The things that disappear, do so inconspicuously. I had no idea until recently, for example, that songs on the radio that fade out at the end were pretty much a thing of the past. My Millennial son was in the car with me, and The Police’s Message in A Bottle was playing. As Sting repeated “Sendin’ out an SOS… Sendin’ out an SOS…,” Michael asked, “Why in those old songs did they repeat the chorus over and over at the end?” I guessed it was so the deejay could get a head-start on announcing the weather and traffic as the song faded out.
But I decided to look into it further. I was half right, as it turned out. That was one of the advantages of the fade-out in the years of AM top-40 radio, though the fade-out (in performance) could be traced in classical music as far back as the 19th Century.
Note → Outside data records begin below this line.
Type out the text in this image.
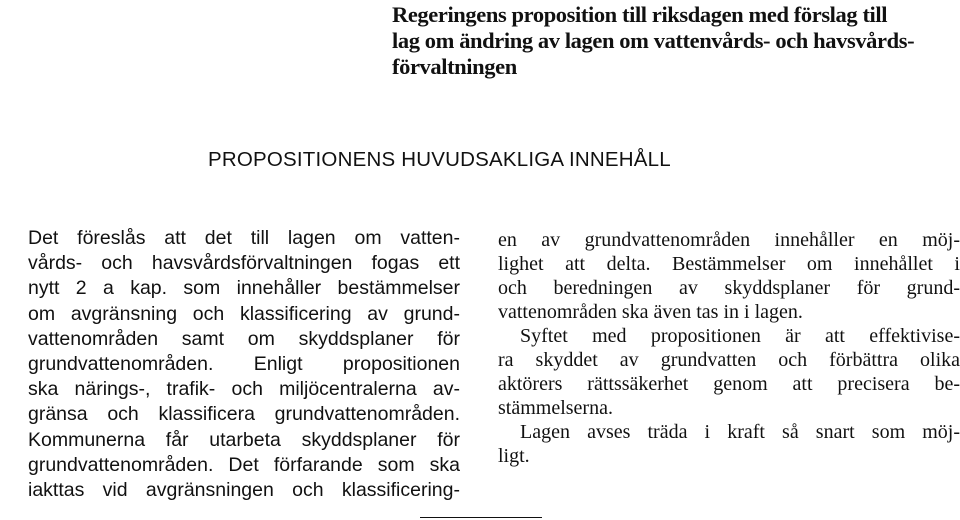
Regeringens proposition till riksdagen med förslag till
lag om ändring av lagen om vattenvårds- och havsvårds-
förvaltningen
PROPOSITIONENS HUVUDSAKLIGA INNEHÅLL
Det föreslås att det till lagen om vatten-
vårds- och havsvårdsförvaltningen fogas ett
nytt 2 a kap. som innehåller bestämmelser
om avgränsning och klassificering av grund-
vattenområden samt om skyddsplaner för
grundvattenområden. Enligt propositionen
ska närings-, trafik- och miljöcentralerna av-
gränsa och klassificera grundvattenområden.
Kommunerna får utarbeta skyddsplaner för
grundvattenområden. Det förfarande som ska
iakttas vid avgränsningen och klassificering-
en av grundvattenområden innehåller en möj-
lighet att delta. Bestämmelser om innehållet i
och beredningen av skyddsplaner för grund-
vattenområden ska även tas in i lagen.
Syftet med propositionen är att effektivise-
ra skyddet av grundvatten och förbättra olika
aktörers rättssäkerhet genom att precisera be-
stämmelserna.
Lagen avses träda i kraft så snart som möj-
ligt.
An article in Slate magazine actually traced the fade-out’s demise. In this decade, apparently the only top-10 Billboard song with a fade-out ending was Robin Thicke’s Blurred Lines (and that was a deliberately retro choice). In retrospect, in 1985, every song in the year’s top-10 faded out.
MP3s and club DJs are accused of killing the practice. In the digital age, everybody is impatient to get to the next tune. Who wants to listen to the previous one fade away like a Doppler effect?
Sitcoms with laugh-tracks are on the endangered species list. Millennials hate them, and mock them with online memes (like that YouTube clip from The Big Bang Theory with the laughs excised and replaced by crickets). Right now, there’s BBT, Mom and Kevin Can Wait, along with the retro reboot series Fuller House, Will & Grace and Roseanne. Arguably the hippest of those shows, The Big Bang Theory’s viewership has an average age of 52.
Which brings us to network television itself. The average network viewer is now in his or her mid-‘50s. That number 25 years ago was 41. Increasingly, my sons’ own favourite programs are podcasts or YouTube channels. The Zoomer cohort is doing its best to keep the medium alive, but most agree network TV is an unsustainable long-term business model.
Landlines, typewriters, newspapers, fax machines, dial-up Internet, they are all mere “things,” that had their day. But they’ll live on among hobbyists and history buffs.